Harus diakui bahwa salah satu kelemahan
dari pendidikan kita adalah tidak menyediakan kurikulum tentang bagaimana
menjadi ibu dan ayah yang baik bagi anak-anaknya. Coba kita lihat lagi ke
belakang, pelajaran apa saja yang sudah kita dapatkan ketika di bangku sekolah
kita dari kita berada di taman kanak-kanak lanjut ke sekolah dasar, sekolah
menengah dan bahkan kuliah. Yang disediakan oleh kurikulum hanyalah transfer
ilmu yang bersifat kejuruan saja.
Rata-rata kita belajar menjadi orang tua
ketika sudah akan memiliki anak. Sehingga kadang anak-anak kita menjadi bahan
uji coba alias trial and error kita tentang pola yang baik untuk mendidik anak.
Mengetahui ilmu untuk menjadi orang tua ini sangat penting, karena keluarga
merupakan tempat anak belajar pertama kali. Mereka belajar tentang nilai
kehidupan, sikap, karakter, dan cara pandang mereka terhadap hidup, harta
bahkan agama mereka. Bahkan pendidikan politik pertama kali diberikan di sini.

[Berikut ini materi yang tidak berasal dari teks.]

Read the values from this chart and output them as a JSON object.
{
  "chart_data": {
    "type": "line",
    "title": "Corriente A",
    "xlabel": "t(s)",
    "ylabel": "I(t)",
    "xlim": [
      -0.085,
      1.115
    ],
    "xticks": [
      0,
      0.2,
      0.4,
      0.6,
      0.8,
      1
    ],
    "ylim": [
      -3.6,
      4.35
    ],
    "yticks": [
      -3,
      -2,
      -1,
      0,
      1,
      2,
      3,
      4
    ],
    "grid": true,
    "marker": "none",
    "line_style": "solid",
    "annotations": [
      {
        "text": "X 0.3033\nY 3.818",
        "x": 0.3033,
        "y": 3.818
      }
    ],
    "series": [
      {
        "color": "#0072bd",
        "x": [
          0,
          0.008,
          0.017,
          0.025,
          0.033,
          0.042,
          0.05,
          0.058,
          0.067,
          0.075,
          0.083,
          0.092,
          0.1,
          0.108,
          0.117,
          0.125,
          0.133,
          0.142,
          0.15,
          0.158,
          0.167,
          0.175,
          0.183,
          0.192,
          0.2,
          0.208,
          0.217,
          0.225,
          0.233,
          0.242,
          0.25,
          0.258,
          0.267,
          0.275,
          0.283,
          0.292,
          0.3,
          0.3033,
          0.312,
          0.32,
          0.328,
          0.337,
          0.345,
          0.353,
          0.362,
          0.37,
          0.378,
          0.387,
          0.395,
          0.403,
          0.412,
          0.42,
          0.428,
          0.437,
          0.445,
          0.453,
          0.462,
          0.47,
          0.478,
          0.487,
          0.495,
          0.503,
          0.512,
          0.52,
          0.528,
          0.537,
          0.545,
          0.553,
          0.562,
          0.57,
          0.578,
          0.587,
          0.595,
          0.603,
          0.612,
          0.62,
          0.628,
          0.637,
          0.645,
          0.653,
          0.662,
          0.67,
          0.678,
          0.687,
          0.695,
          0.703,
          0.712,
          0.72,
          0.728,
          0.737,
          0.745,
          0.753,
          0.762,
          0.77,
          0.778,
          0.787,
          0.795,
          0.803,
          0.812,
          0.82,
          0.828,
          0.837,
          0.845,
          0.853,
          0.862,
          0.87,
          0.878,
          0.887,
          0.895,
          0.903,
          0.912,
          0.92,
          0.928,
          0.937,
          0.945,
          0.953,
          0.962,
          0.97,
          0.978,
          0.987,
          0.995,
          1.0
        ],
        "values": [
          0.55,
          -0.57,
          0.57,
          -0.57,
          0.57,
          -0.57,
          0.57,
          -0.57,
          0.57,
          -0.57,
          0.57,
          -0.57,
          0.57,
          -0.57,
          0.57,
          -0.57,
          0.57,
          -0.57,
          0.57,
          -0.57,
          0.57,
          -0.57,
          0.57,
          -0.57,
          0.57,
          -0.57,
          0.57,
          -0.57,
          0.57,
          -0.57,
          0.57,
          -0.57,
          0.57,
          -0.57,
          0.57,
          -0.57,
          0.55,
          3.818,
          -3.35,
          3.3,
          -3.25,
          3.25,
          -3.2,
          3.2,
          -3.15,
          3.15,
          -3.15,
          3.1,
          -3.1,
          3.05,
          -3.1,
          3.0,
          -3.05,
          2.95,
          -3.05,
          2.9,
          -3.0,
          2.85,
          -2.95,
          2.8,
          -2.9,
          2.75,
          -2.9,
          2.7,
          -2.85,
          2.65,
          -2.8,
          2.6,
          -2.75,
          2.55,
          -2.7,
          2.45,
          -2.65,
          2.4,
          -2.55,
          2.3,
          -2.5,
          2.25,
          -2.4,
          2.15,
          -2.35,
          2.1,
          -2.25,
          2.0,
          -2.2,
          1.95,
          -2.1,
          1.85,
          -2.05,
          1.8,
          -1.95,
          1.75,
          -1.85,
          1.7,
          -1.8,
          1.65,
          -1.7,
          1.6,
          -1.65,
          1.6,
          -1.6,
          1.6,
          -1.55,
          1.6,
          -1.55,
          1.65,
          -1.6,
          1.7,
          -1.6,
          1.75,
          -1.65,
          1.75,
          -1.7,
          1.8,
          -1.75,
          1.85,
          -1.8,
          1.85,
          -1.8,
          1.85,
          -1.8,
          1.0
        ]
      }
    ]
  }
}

Kebanyakan orang menikah karena merasa
saling jatuh cinta. Ini tidak keliru menurut saya, tapi kadang alasan ini tidak
cukup kuat untuk membentuk sebuah keluarga. Karena keluarga butuh lebih dari
cinta agar tetap bertahan. Coba kita simak berita-berita di TV berapa banyak
orang yang menikah karena jatuh cinta dan akhirnya bercerai. Dan yang menjadi
korban adalah anak-anak. Coba kita lirik lagi kehidupan orang-orang tua bahkan
kakek nenek kita banyak yang menikah bukan karena jatuh cinta tapi karena di
jodohkan tapi sampai sekarang keluarganya tetap langgeng.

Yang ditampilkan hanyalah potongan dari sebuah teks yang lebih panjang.